Safety during the neoadjuvant period showed adverse events (AEs) of any cause in 89 to 93 percent of patients across groups, predominantly low grade and nonserious. Grade 3 or higher and serious AEs occurred in 36 and 20 percent of patients with osimertinib plus chemotherapy, 13 and 11 percent with osimertinib monotherapy, and 33 and 20 percent with placebo plus chemotherapy, respectively. AEs leading to discontinuation of osimertinib or placebo occurred in 2 to 3 percent of patients across groups, and discontinuation of chemotherapy occurred in eight percent with osimertinib and five percent with placebo. Hematologic toxicities were more frequent with osimertinib plus chemotherapy (52%), followed by placebo plus chemotherapy (40%) and osimertinib monotherapy (11%). Among those who underwent surgery, serious AEs causally related to surgery occurred in 10, five, and seven percent of patients in the combination, monotherapy, and control groups, respectively.

Neoadjuvant osimertinib, with or without chemotherapy, improved MPR compared to placebo plus chemotherapy, and more than half of patients with baseline N2 disease were downstaged at surgery with osimertinib-containing regimens compared to 21 percent with control.

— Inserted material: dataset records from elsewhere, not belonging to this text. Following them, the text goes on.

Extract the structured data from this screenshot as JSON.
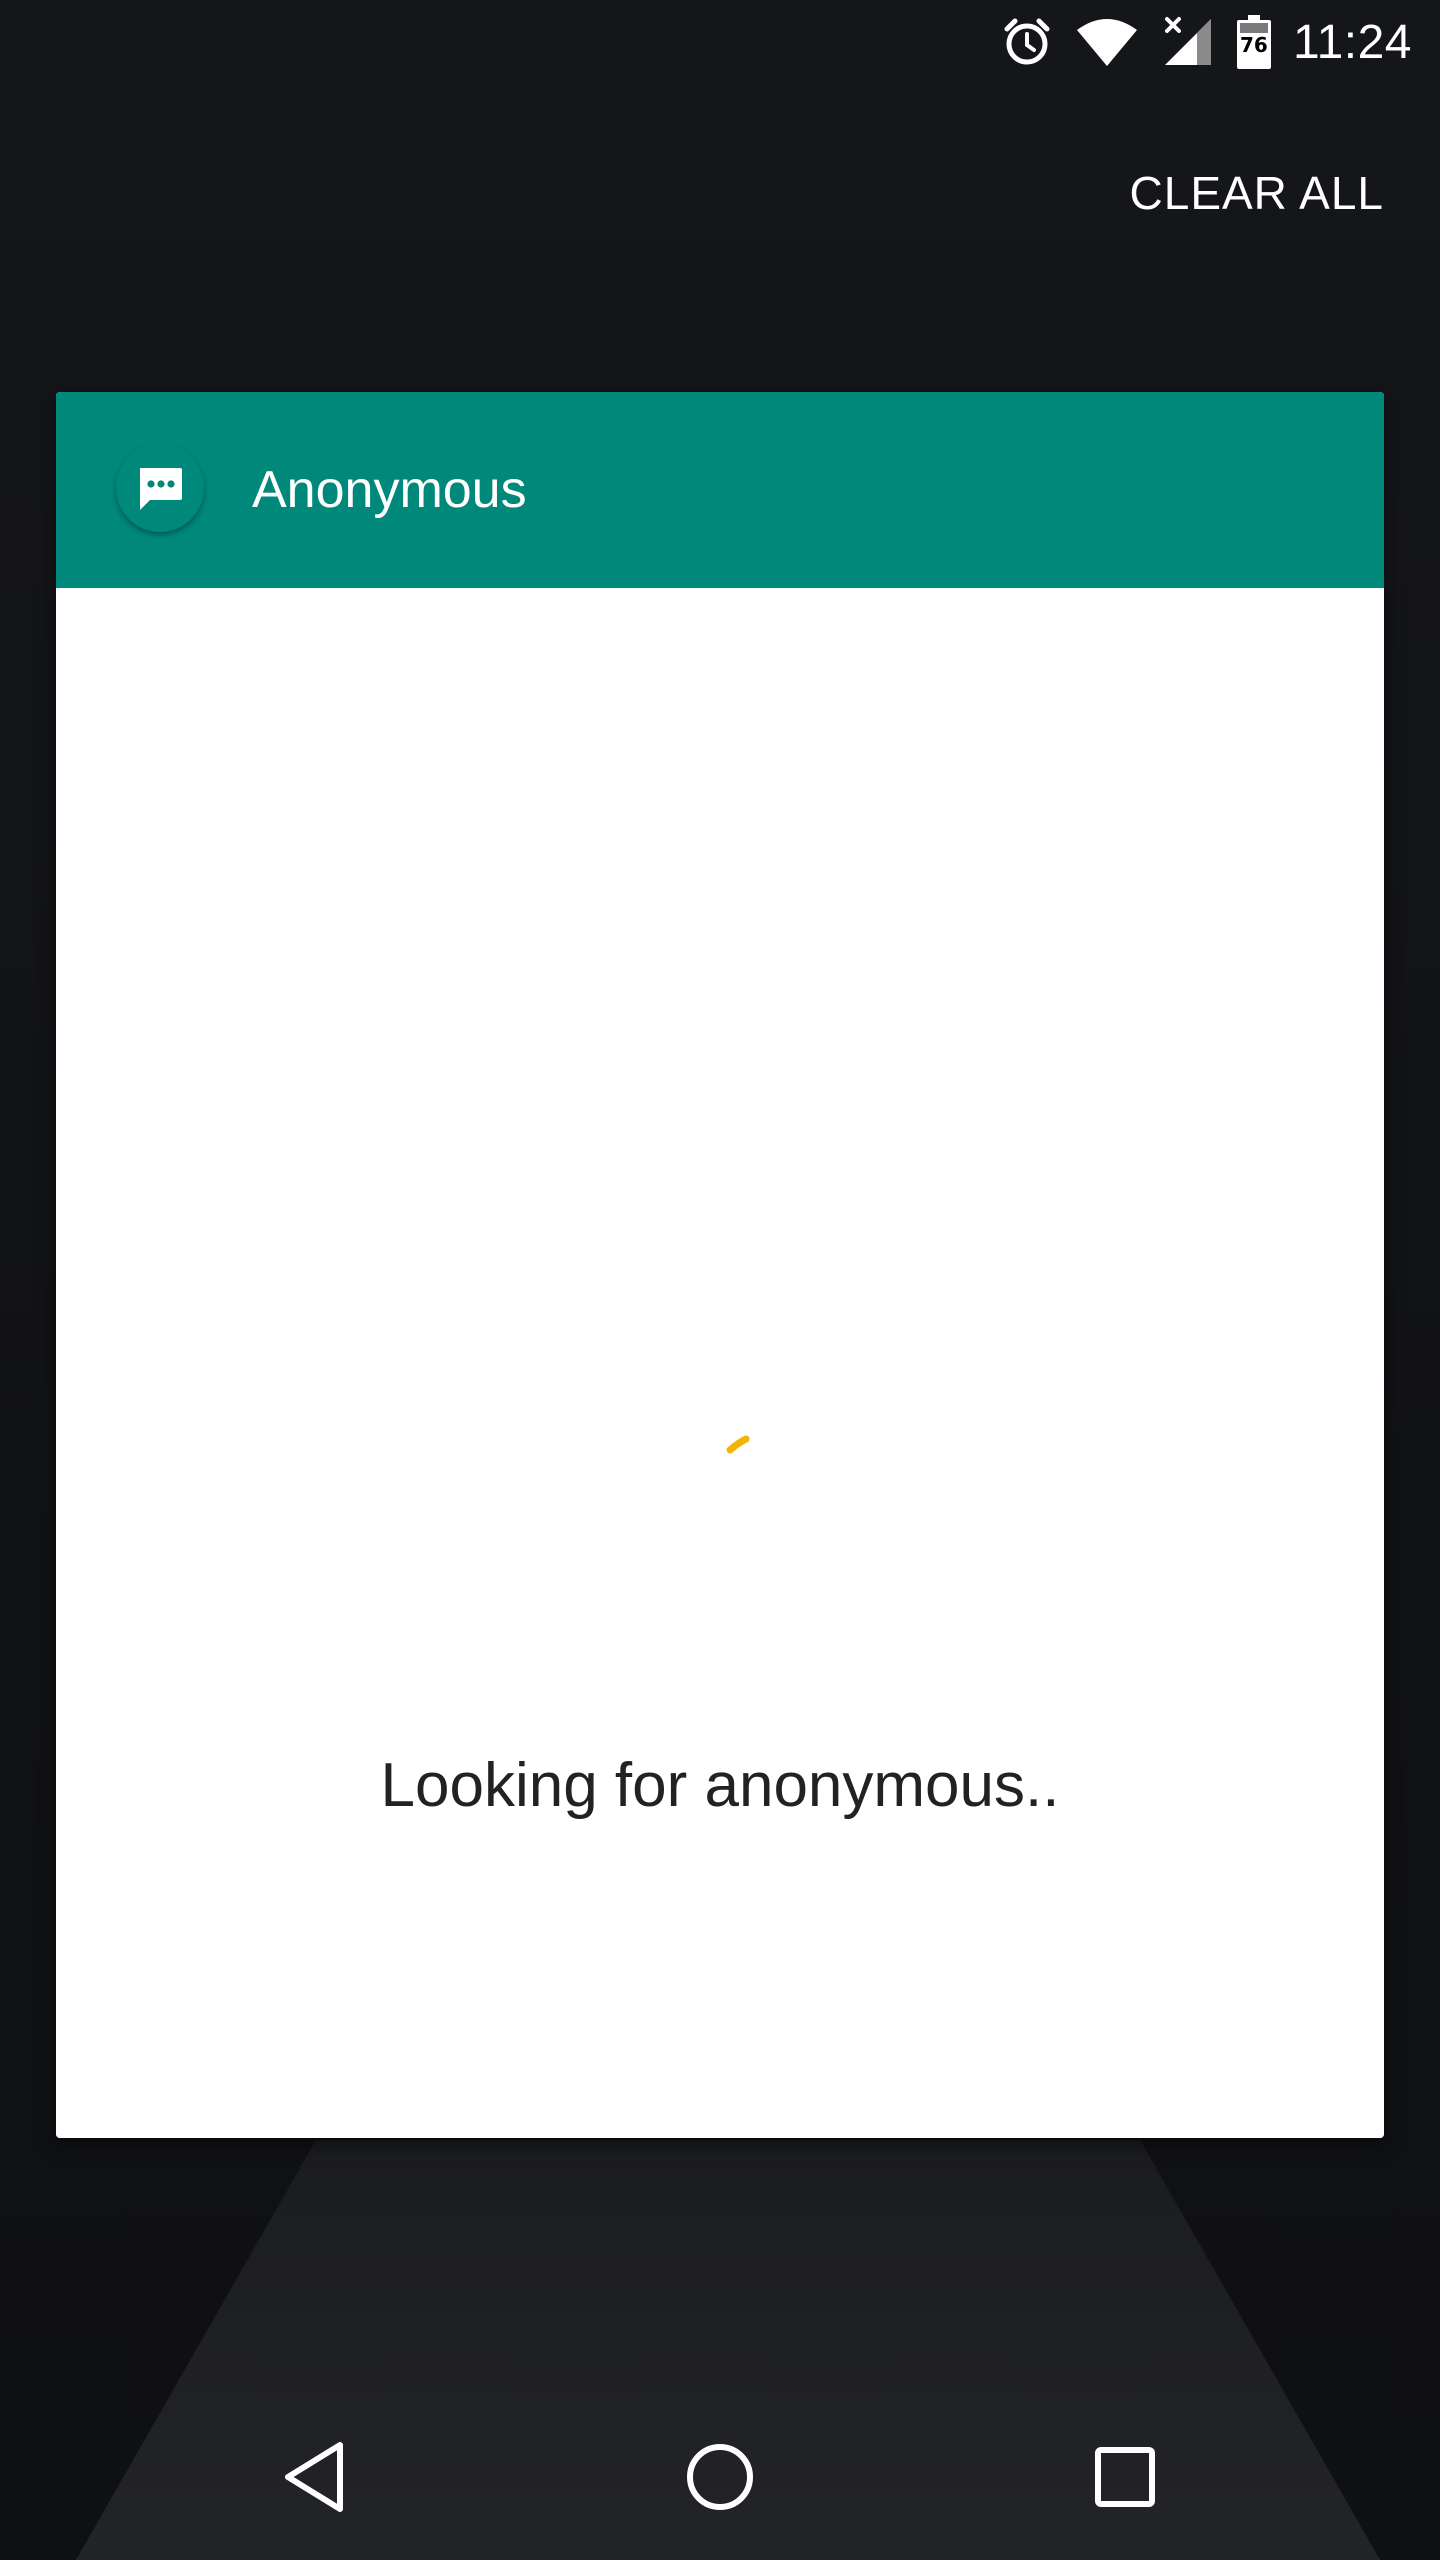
{
  "status_bar": {
    "time": "11:24",
    "battery_level": "76",
    "icons": [
      "alarm-icon",
      "wifi-icon",
      "cell-signal-no-service-icon",
      "battery-icon"
    ]
  },
  "recents": {
    "clear_all_label": "CLEAR ALL"
  },
  "task_card": {
    "app_title": "Anonymous",
    "app_icon": "chat-bubble-icon",
    "header_color": "#00897b",
    "loading_text": "Looking for anonymous..",
    "spinner_color": "#f4b400"
  },
  "nav_bar": {
    "icons": [
      "back-icon",
      "home-icon",
      "recents-icon"
    ]
  }
}
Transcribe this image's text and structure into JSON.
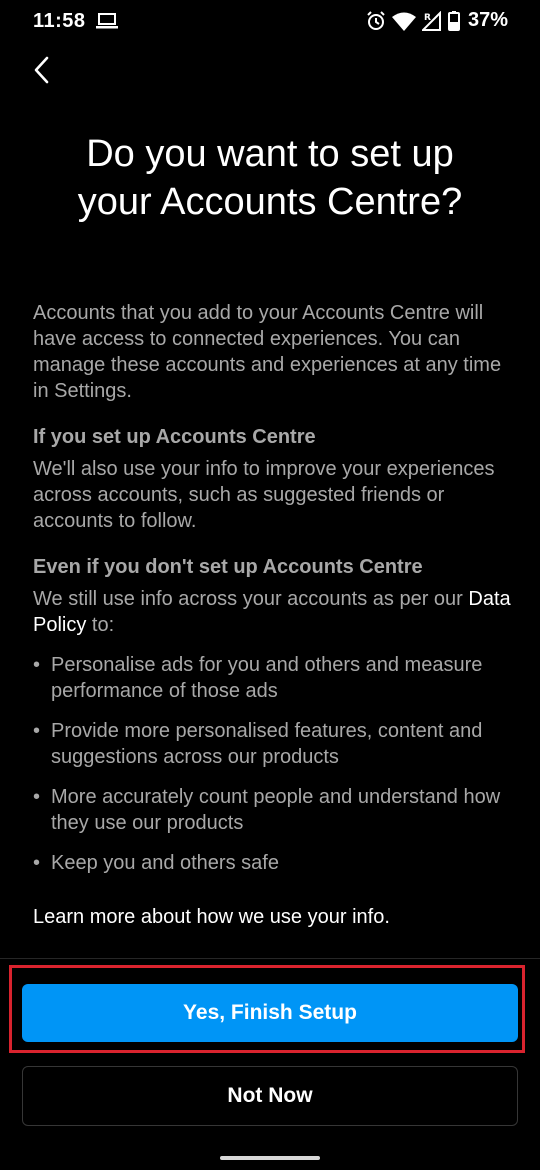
{
  "status_bar": {
    "time": "11:58",
    "battery_percent": "37%",
    "icons": [
      "laptop-icon",
      "alarm-icon",
      "wifi-icon",
      "signal-icon",
      "battery-icon"
    ]
  },
  "header": {
    "back_icon": "chevron-left-icon",
    "title": "Do you want to set up your Accounts Centre?"
  },
  "body": {
    "intro": "Accounts that you add to your Accounts Centre will have access to connected experiences. You can manage these accounts and experiences at any time in Settings.",
    "section1": {
      "heading": "If you set up Accounts Centre",
      "text": "We'll also use your info to improve your experiences across accounts, such as suggested friends or accounts to follow."
    },
    "section2": {
      "heading": "Even if you don't set up Accounts Centre",
      "text_before_link": "We still use info across your accounts as per our ",
      "link": "Data Policy",
      "text_after_link": " to:",
      "bullets": [
        "Personalise ads for you and others and measure performance of those ads",
        "Provide more personalised features, content and suggestions across our products",
        "More accurately count people and understand how they use our products",
        "Keep you and others safe"
      ],
      "bullet_char": "•"
    },
    "learn_more": "Learn more about how we use your info."
  },
  "actions": {
    "primary_label": "Yes, Finish Setup",
    "secondary_label": "Not Now"
  },
  "colors": {
    "background": "#000000",
    "primary_button": "#0095f6",
    "highlight_border": "#d9232e",
    "body_text": "#a8a8a8"
  }
}
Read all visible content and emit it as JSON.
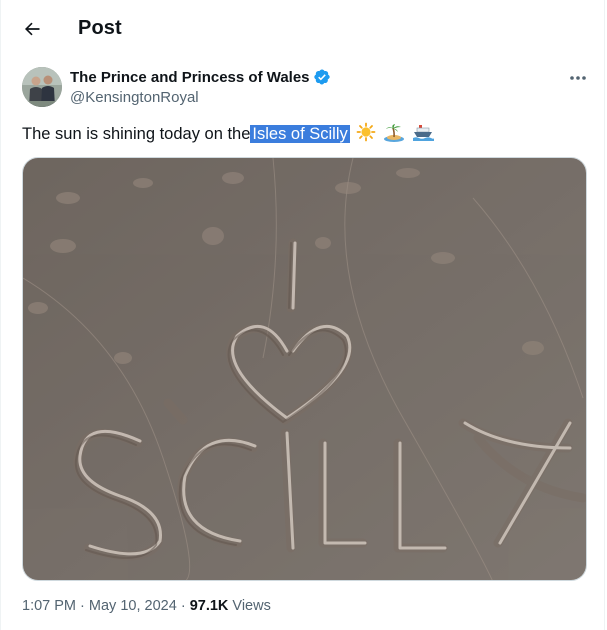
{
  "header": {
    "title": "Post",
    "back_icon": "arrow-left-icon"
  },
  "post": {
    "author": {
      "display_name": "The Prince and Princess of Wales",
      "handle": "@KensingtonRoyal",
      "verified_icon": "verified-badge-icon",
      "verified_color": "#1d9bf0"
    },
    "more_icon": "more-horizontal-icon",
    "text": {
      "before": "The sun is shining today on the",
      "highlight": "Isles of Scilly",
      "emojis": [
        "sun-emoji",
        "palm-island-emoji",
        "ship-emoji"
      ]
    },
    "media": {
      "kind": "photo",
      "words_in_sand": "SCILLY"
    },
    "meta": {
      "time": "1:07 PM",
      "separator": "·",
      "date": "May 10, 2024",
      "views_count": "97.1K",
      "views_label": "Views"
    }
  },
  "colors": {
    "text": "#0f1419",
    "secondary": "#536471",
    "highlight": "#3b7ddd",
    "accent": "#1d9bf0"
  }
}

Neoadjuvant osimertinib did not adversely affect surgical feasibility or outcomes, no patients died within 30 days after surgery, and rates of surgery and R0 resection were high with osimertinib-containing regimens. At 15-percent data maturity, EFS favored osimertinib-containing regimens, and EFS curves separated early, coinciding with fewer cases of progressive disease that prevented surgery in the osimertinib groups. Final EFS outcomes will be reported at the protocol-specified later analyses.

Reference

  1. He J, Tsuboi M, Weder W, et al. Neoadjuvant osimertinib for resectable EGFR-mutated non-small cell lung cancer. J Clin Oncol. 2025:JCO2500883. Epub ahead of print.